The proband with the MSH6 gene variant was older and had a tumor recurrence, which is consistent with the results of previous reports [28, 29]. MSH6 variants are observed in a relatively high proportion in elderly individuals, generally owing to their poor overall health. Patients with LS with an MSH6 variant have a short survival period, accounting for the limited literature available on them. Furthermore, increasing evidence has shown that endometrial cancer is associated with MSH6 variants [9, 30], possibly because the average life expectancy of women is higher than that of men. Moreover, female carriers of the MSH6 variant are more likely to develop or cause these cancers owing to their reduced MMR function. Therefore, other male family members of patients with LS with MSH6 variants, especially younger ones with no clinical manifestations, should be screened for the same variant sites. Once confirmed, continuous monitoring is necessary for early diagnosis and treatment, thereby prolonging the patient’s life.

In family 2, a known deleterious MLH1 variant (c.1731G > A, p.S577S) was identified. Data from public databases revealed that the frequency of this variant site was low. Although this variant is a synonymous variant, existing literature has revealed that this variant is pathogenic. RT-PCR verified that this substitution resulted in the skipping of exon 15 and the mutant allele was not expressed in the full-length RNA. Furthermore, the transcript was modified to produce truncated proteins, which possibly affects the protein’s MMR function (25; 26). Based on the family pedigree [2] and genetic testing results, the variant was speculated to be inherited from the proband’s grandfather. However, IV-1 was only 4 years old at the time of writing. Hence, we recommend that he undergo regular gastroscopy examinations either when gastrointestinal symptoms manifest or after the age of 20 years.

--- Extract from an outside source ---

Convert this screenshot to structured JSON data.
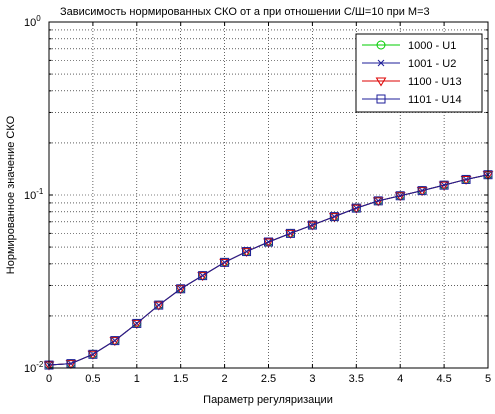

Postoperative adjuvant therapy in advanced CRC usually involves the use of 5-fluorouracil (5-FU) alone or in combination with other agents [31]. However, patients with CRC with MSI rarely benefit from 5-FU-based adjuvant chemotherapy. Therefore, 5-FU is not recommended for chemotherapy in patients with MSI. Tumors with a deficient MMR repair are excellent targets for immunotherapy, particularly checkpoint inhibitors [32]. Programmed cell death 1 (PD-1), programmed cell apoptosis ligand 1 (PD-L1), and cytotoxic T lymphocyte antigen 4 (CTLA-4) are the most extensively studied checkpoint proteins that serve as coinhibitory regulators of T cell activation. Therefore, tumor patients with a deficient MMR or MSI-H are likely to benefit from anti-PD-1/PD-L1/CTLA-4 treatments [21, 33, 34].

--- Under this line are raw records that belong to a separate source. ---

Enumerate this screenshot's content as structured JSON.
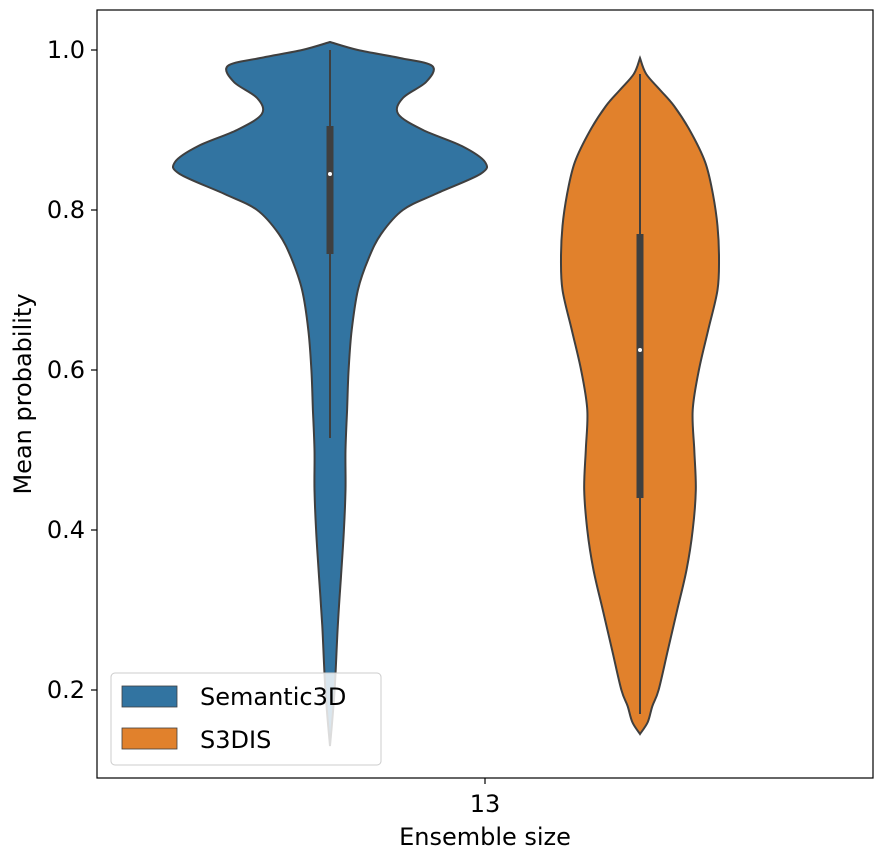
{
  "chart_data": {
    "type": "violin",
    "xlabel": "Ensemble size",
    "ylabel": "Mean probability",
    "categories": [
      "13"
    ],
    "ylim": [
      0.09,
      1.05
    ],
    "yticks": [
      {
        "value": 0.2,
        "label": "0.2"
      },
      {
        "value": 0.4,
        "label": "0.4"
      },
      {
        "value": 0.6,
        "label": "0.6"
      },
      {
        "value": 0.8,
        "label": "0.8"
      },
      {
        "value": 1.0,
        "label": "1.0"
      }
    ],
    "grid": false,
    "legend": {
      "placement": "lower-left"
    },
    "series": [
      {
        "name": "Semantic3D",
        "color": "#3274a1",
        "box": {
          "q1": 0.745,
          "median": 0.845,
          "q3": 0.905,
          "whisker_low": 0.515,
          "whisker_high": 1.0
        },
        "kde_min": 0.13,
        "kde_max": 1.01,
        "density": [
          [
            0.13,
            0.0
          ],
          [
            0.2,
            0.03
          ],
          [
            0.28,
            0.05
          ],
          [
            0.34,
            0.07
          ],
          [
            0.4,
            0.09
          ],
          [
            0.45,
            0.1
          ],
          [
            0.5,
            0.1
          ],
          [
            0.55,
            0.11
          ],
          [
            0.6,
            0.12
          ],
          [
            0.65,
            0.14
          ],
          [
            0.7,
            0.18
          ],
          [
            0.74,
            0.25
          ],
          [
            0.77,
            0.33
          ],
          [
            0.8,
            0.47
          ],
          [
            0.82,
            0.68
          ],
          [
            0.845,
            0.97
          ],
          [
            0.86,
            1.0
          ],
          [
            0.88,
            0.85
          ],
          [
            0.9,
            0.6
          ],
          [
            0.92,
            0.44
          ],
          [
            0.94,
            0.47
          ],
          [
            0.96,
            0.62
          ],
          [
            0.98,
            0.66
          ],
          [
            0.99,
            0.45
          ],
          [
            1.0,
            0.18
          ],
          [
            1.01,
            0.0
          ]
        ]
      },
      {
        "name": "S3DIS",
        "color": "#e1812c",
        "box": {
          "q1": 0.44,
          "median": 0.625,
          "q3": 0.77,
          "whisker_low": 0.17,
          "whisker_high": 0.97
        },
        "kde_min": 0.145,
        "kde_max": 0.99,
        "density": [
          [
            0.145,
            0.0
          ],
          [
            0.16,
            0.05
          ],
          [
            0.18,
            0.08
          ],
          [
            0.2,
            0.12
          ],
          [
            0.25,
            0.18
          ],
          [
            0.3,
            0.24
          ],
          [
            0.35,
            0.3
          ],
          [
            0.4,
            0.34
          ],
          [
            0.45,
            0.36
          ],
          [
            0.5,
            0.35
          ],
          [
            0.55,
            0.34
          ],
          [
            0.6,
            0.38
          ],
          [
            0.65,
            0.44
          ],
          [
            0.7,
            0.5
          ],
          [
            0.74,
            0.51
          ],
          [
            0.78,
            0.5
          ],
          [
            0.82,
            0.47
          ],
          [
            0.86,
            0.42
          ],
          [
            0.9,
            0.32
          ],
          [
            0.93,
            0.22
          ],
          [
            0.95,
            0.13
          ],
          [
            0.97,
            0.04
          ],
          [
            0.99,
            0.0
          ]
        ]
      }
    ]
  }
}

This study contributes to the genotypic characterization of LS in China. Genotypic characterization is relevant for genetic counseling, diagnosis, and cancer prevention and treatment. WES is a quick, accurate, and reliable technique for identifying gene variants in patients suspected of having LS. WES has various applications in gene testing in tumors associated with LS. The highest lifetime risks of cancer are attributable to the presence of an MLH1 or MSH2 variant [35]. Therefore, the results of genotype–phenotype correlation studies would pave the way for tailoring more effective treatments for patients with LS.

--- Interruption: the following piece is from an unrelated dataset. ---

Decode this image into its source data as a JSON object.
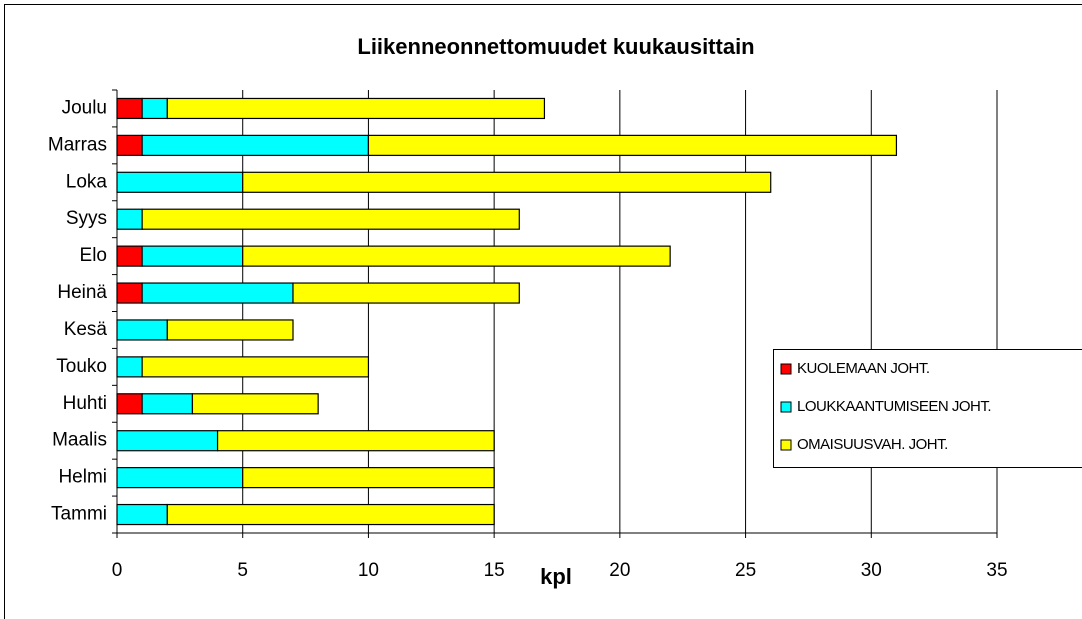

The present study describes a novel variant in MSH6 and a known MLH1 variant in two unrelated Chinese families with LS. This study expands the spectrum of the known germline variants in MMR in the Chinese population. Although the presence of a novel variant in MSH6 strongly indicates likely pathogenicity, additional evidence is essential to define its functional impact. This evidence may come from intra-familial variant segregation analysis, population frequency analysis, and in vivo/in vitro functional studies. Another limitation of this study is that some members of the two families could not be included because they were dead or were residing in other provinces of China. Genetic counseling and regular follow-ups should be conducted to provide individualized treatment for cancer-afflicted families with MMR expression deficiencies.

In conclusion, the novel frameshift variant (MSH6, c.1129_1130del, p.R377fs) is likely pathogenic for LS, and the variant (MLH1, c.1731G > A, p.S577S) is confirmed to be pathogenic for LS. It is essential to guide individualized treatment for families affected by cancer with MMR expression deficiency.